Von den spektakulärsten und weitreichendsten Software-Fehlern des Jahres sind mehr und mehr auch Energiedienstleister und Industriefertiger betroffen. Dies spiegelt die Umfrage der SQS Software Quality Systems AG für 2013 wider. Der Spezialist für Software-Qualität befragt jeweils zum Jahresende seine Berater nach den Top 10 Pannen der vergangenen zwölf Monate. [...]
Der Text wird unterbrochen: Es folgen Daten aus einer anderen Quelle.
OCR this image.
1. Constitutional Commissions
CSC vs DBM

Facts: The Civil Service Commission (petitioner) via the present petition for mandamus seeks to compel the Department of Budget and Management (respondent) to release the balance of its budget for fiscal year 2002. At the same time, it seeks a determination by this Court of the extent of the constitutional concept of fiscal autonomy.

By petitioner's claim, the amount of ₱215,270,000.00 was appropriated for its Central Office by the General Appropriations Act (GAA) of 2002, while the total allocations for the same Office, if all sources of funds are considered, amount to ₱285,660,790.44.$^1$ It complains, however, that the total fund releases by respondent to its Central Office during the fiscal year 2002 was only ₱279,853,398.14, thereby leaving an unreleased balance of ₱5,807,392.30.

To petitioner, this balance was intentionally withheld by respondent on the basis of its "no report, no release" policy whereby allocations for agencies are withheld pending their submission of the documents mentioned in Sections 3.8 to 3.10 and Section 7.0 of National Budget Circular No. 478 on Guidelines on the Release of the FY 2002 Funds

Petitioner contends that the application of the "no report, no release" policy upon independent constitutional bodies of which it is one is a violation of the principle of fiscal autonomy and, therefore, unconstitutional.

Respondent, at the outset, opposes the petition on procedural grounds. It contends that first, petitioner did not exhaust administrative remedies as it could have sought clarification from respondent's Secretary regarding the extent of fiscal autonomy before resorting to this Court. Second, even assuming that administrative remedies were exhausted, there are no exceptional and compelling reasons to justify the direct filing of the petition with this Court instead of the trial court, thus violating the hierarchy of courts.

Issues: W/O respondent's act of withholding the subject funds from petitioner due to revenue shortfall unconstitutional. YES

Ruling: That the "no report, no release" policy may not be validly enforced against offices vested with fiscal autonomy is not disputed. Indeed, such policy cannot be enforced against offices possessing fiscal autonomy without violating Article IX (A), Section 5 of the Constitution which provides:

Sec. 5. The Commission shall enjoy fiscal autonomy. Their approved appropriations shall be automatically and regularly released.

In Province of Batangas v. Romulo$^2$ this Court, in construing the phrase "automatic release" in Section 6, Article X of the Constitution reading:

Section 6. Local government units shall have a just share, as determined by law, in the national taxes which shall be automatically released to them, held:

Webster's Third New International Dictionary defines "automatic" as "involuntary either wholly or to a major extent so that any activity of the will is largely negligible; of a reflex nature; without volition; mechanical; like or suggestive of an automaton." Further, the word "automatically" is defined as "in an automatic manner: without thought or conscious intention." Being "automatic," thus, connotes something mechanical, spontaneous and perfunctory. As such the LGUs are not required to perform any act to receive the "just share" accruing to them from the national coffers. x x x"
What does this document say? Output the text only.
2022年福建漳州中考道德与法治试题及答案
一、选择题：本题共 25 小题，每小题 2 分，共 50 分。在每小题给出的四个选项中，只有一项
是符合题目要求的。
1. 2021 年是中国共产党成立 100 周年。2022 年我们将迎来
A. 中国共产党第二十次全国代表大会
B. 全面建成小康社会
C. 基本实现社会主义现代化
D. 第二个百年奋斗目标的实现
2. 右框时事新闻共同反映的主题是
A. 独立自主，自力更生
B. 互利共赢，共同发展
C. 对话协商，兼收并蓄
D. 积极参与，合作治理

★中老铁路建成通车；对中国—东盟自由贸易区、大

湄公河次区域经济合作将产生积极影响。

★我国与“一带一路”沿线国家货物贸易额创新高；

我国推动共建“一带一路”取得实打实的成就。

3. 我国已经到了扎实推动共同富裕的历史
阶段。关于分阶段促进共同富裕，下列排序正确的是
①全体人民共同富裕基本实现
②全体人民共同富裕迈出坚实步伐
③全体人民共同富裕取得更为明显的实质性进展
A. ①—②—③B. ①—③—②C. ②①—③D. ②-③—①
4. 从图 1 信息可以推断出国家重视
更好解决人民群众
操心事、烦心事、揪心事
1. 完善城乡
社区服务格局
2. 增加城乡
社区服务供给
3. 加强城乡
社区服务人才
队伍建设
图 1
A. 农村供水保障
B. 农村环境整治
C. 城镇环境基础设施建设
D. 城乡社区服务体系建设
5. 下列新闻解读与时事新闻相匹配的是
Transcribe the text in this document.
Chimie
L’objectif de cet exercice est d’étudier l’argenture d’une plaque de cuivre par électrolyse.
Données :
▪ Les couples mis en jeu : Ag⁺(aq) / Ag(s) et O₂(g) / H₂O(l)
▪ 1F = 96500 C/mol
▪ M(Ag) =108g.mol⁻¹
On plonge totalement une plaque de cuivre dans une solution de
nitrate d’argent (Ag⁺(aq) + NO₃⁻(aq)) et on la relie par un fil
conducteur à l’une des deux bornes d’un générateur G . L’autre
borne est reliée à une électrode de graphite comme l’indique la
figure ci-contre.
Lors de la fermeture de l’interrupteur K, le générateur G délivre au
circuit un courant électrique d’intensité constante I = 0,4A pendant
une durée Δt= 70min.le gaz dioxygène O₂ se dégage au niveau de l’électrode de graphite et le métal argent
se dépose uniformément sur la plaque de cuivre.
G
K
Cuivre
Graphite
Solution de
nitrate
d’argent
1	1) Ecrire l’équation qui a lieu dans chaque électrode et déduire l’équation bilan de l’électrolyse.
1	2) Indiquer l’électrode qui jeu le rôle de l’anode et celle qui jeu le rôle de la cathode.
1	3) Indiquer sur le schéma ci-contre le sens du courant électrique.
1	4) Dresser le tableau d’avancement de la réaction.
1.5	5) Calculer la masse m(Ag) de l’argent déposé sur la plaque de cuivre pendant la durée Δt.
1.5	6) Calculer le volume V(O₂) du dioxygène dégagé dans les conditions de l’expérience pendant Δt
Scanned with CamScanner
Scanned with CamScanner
6. Handel an der US-Börse Nasdaq für drei Stunden lahmgelegt
Rund drei Stunden ging beim Options- und Aktienhandel an der New Yorker Nasdaq nichts mehr. Software-Fehler sorgten im vergangenen August zweieinhalb Stunden nach Börsenstart für diesen Totalausfall. Ausgangspunkt der Probleme war der sogenannte „Securities Information Processor“, der die Aktienkurse mit anderen Börsen austauscht. Während des Stillstands fror der Börsenbetreiber alle Kurse und Notierungen vorübergehend ein. An der Nasdaq werden fast 30 Prozent aller Aktien an den US-Börsen gehandelt, zum Beispiel die von Apple, Facebook, Google oder Microsoft. Deshalb wirkte sich der Blackout auch auf die Kursfindung anderer wichtiger US-Indizes wie den Dow Jones oder den S&P-500 aus. Die Panne war nicht die erste dieser Art an US-Börsen. Im Jahr zuvor musste zum Beispiel eine Handelsplattform ihren eigenen Börsengang wegen eines Software-Fehlers im Handelssystem absagen.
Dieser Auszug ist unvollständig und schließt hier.